US officials have told the Iraqis that if the projects stop, it could throw some 4,000 Iraqis out of work.

Weak link: coordination

The effectiveness of the agreement will come down to coordination – so far not the hallmark of the Iraqi military. Although there is an Iraqi officer embedded at the battalion tactical operations center, the Iraqis have not provided someone to fill the same function at the higher brigade level in Mosul. Volesky told the Iraqi officials that he would like to hold regular planning meetings to coordinate the escorts that Americansneed and the assistance the Iraqis want.

As if to underscore the concerns, last week at a major checkpoint in the city an IED packed with ball bearings exploded just after a US military training team drove past.
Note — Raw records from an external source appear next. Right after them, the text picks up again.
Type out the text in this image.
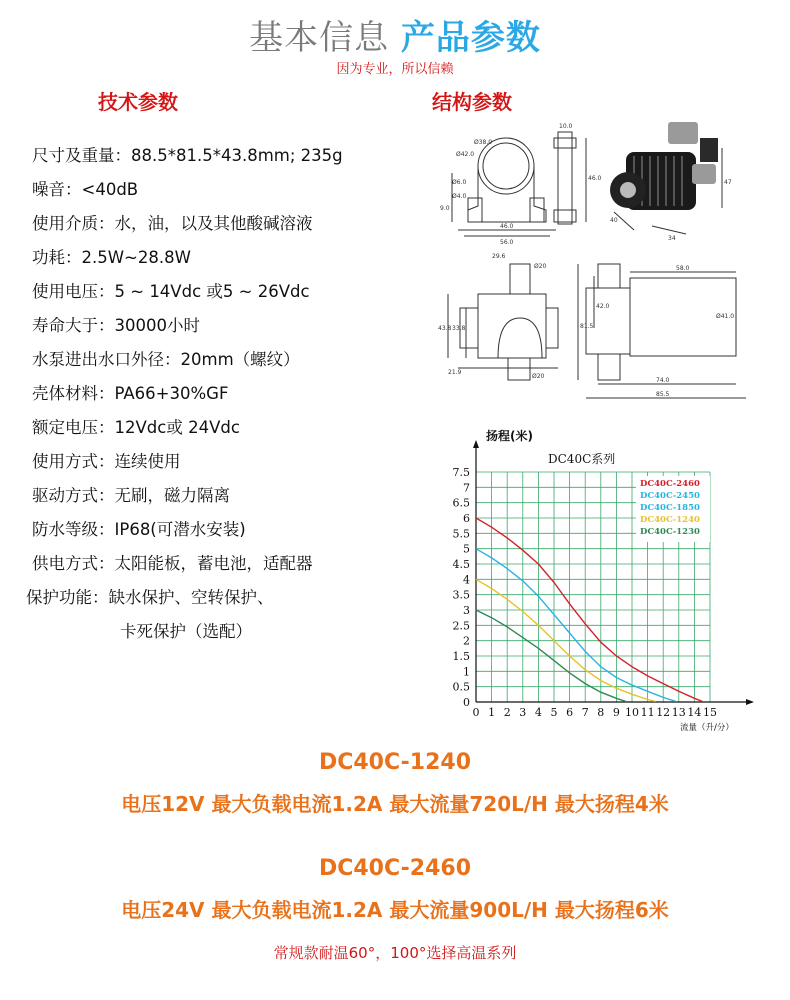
基本信息 产品参数
因为专业，所以信赖
技术参数	结构参数
尺寸及重量：88.5*81.5*43.8mm; 235g
噪音：<40dB
使用介质：水，油，以及其他酸碱溶液
功耗：2.5W~28.8W
使用电压：5 ~ 14Vdc 或5 ~ 26Vdc
寿命大于：30000小时
水泵进出水口外径：20mm（螺纹）
壳体材料：PA66+30%GF
额定电压：12Vdc或 24Vdc
使用方式：连续使用
驱动方式：无刷，磁力隔离
防水等级：IP68(可潜水安装)
供电方式：太阳能板，蓄电池，适配器
保护功能：缺水保护、空转保护、
卡死保护（选配）
Ø38.0
Ø42.0
Ø6.0
Ø4.0
9.0
46.0
56.0
10.0
46.0
47
40
34
29.6
Ø20
33.8
43.8
21.9
Ø20
58.0
42.0
81.5
Ø41.0
74.0
85.5
0 1 2 3 4 5 6 7 8 9 10 11 12 13 14 15
0
0.5
1
1.5
2
2.5
3
3.5
4
4.5
5
5.5
6
6.5
7
7.5
扬程(米)
DC40C系列
流量（升/分）
DC40C-2460
DC40C-2450
DC40C-1850
DC40C-1240
DC40C-1230
DC40C-1240
电压12V 最大负载电流1.2A 最大流量720L/H 最大扬程4米
DC40C-2460
电压24V 最大负载电流1.2A 最大流量900L/H 最大扬程6米
常规款耐温60°，100°选择高温系列
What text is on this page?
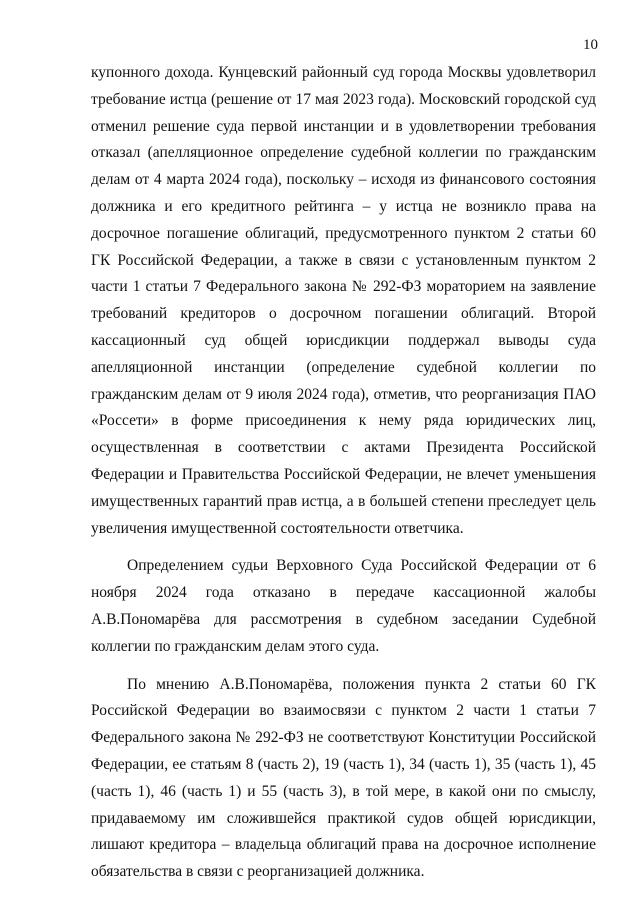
10

купонного дохода. Кунцевский районный суд города Москвы удовлетворил требование истца (решение от 17 мая 2023 года). Московский городской суд отменил решение суда первой инстанции и в удовлетворении требования отказал (апелляционное определение судебной коллегии по гражданским делам от 4 марта 2024 года), поскольку – исходя из финансового состояния должника и его кредитного рейтинга – у истца не возникло права на досрочное погашение облигаций, предусмотренного пунктом 2 статьи 60 ГК Российской Федерации, а также в связи с установленным пунктом 2 части 1 статьи 7 Федерального закона № 292-ФЗ мораторием на заявление требований кредиторов о досрочном погашении облигаций. Второй кассационный суд общей юрисдикции поддержал выводы суда апелляционной инстанции (определение судебной коллегии по гражданским делам от 9 июля 2024 года), отметив, что реорганизация ПАО «Россети» в форме присоединения к нему ряда юридических лиц, осуществленная в соответствии с актами Президента Российской Федерации и Правительства Российской Федерации, не влечет уменьшения имущественных гарантий прав истца, а в большей степени преследует цель увеличения имущественной состоятельности ответчика.

Определением судьи Верховного Суда Российской Федерации от 6 ноября 2024 года отказано в передаче кассационной жалобы А.В.Пономарёва для рассмотрения в судебном заседании Судебной коллегии по гражданским делам этого суда.

По мнению А.В.Пономарёва, положения пункта 2 статьи 60 ГК Российской Федерации во взаимосвязи с пунктом 2 части 1 статьи 7 Федерального закона № 292-ФЗ не соответствуют Конституции Российской Федерации, ее статьям 8 (часть 2), 19 (часть 1), 34 (часть 1), 35 (часть 1), 45 (часть 1), 46 (часть 1) и 55 (часть 3), в той мере, в какой они по смыслу, придаваемому им сложившейся практикой судов общей юрисдикции, лишают кредитора – владельца облигаций права на досрочное исполнение обязательства в связи с реорганизацией должника.
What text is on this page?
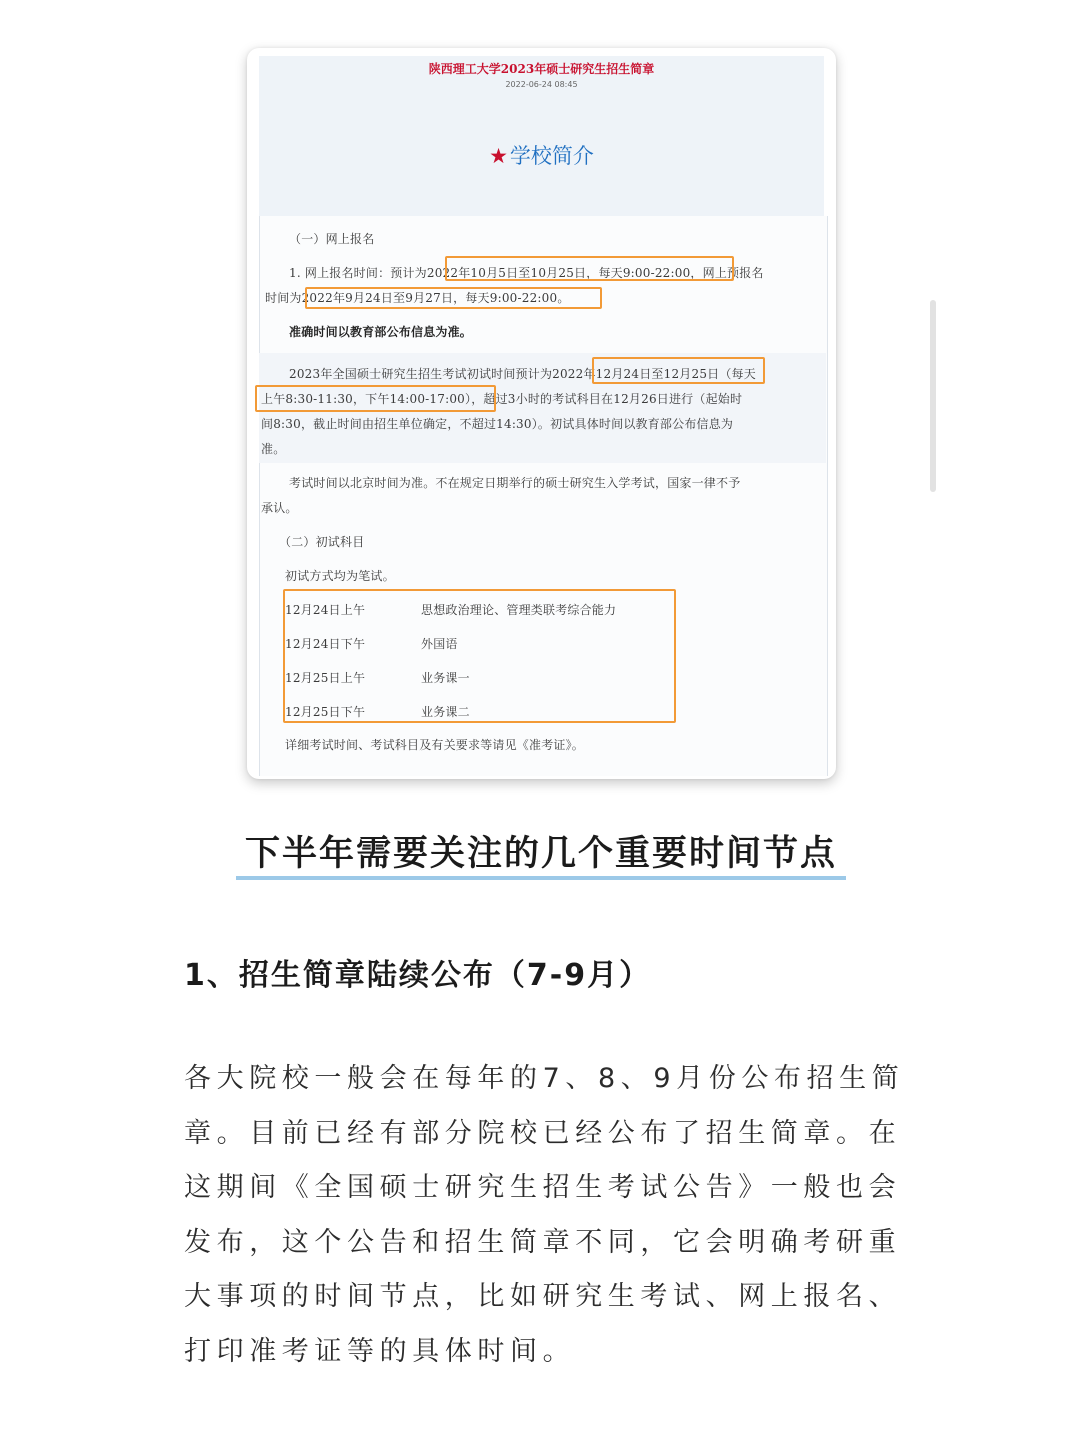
陕西理工大学2023年硕士研究生招生简章
2022-06-24 08:45
★学校简介
（一）网上报名
1. 网上报名时间：预计为2022年10月5日至10月25日，每天9:00-22:00，网上预报名
时间为2022年9月24日至9月27日，每天9:00-22:00。
准确时间以教育部公布信息为准。
2023年全国硕士研究生招生考试初试时间预计为2022年12月24日至12月25日（每天
上午8:30-11:30，下午14:00-17:00），超过3小时的考试科目在12月26日进行（起始时
间8:30，截止时间由招生单位确定，不超过14:30）。初试具体时间以教育部公布信息为
准。
考试时间以北京时间为准。不在规定日期举行的硕士研究生入学考试，国家一律不予
承认。
（二）初试科目
初试方式均为笔试。
12月24日上午	思想政治理论、管理类联考综合能力
12月24日下午	外国语
12月25日上午	业务课一
12月25日下午	业务课二
详细考试时间、考试科目及有关要求等请见《准考证》。
下半年需要关注的几个重要时间节点
1、招生简章陆续公布（7-9月）
各大院校一般会在每年的7、8、9月份公布招生简
章。目前已经有部分院校已经公布了招生简章。在
这期间《全国硕士研究生招生考试公告》一般也会
发布，这个公告和招生简章不同，它会明确考研重
大事项的时间节点，比如研究生考试、网上报名、
打印准考证等的具体时间。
The blast missed its apparent target and shattered the windows of a passing Iraqi car.

The IED had been placed just a few hundred yards from the Iraqi Army checkpoint – a small tent set up under the blazing sun.

"It's apparent that someone stopped and placed it there. I'm not trying to point blame at anyone, I'm trying to figure out what we can do to help," Volesky told the Iraqi officers at the scene.

"We're supposed to have two people here and there's only one," said an Iraqi Army first lieutenant, translating from Kurdish to Arabic for his Kurdish colleague. "What can one person do by himself?"

The checkpoint appeared to have been left undermanned due to a raid the Iraqi Army had not informed US forces they were conducting.

"They don't always tell us," says Volesky. "They don't have to."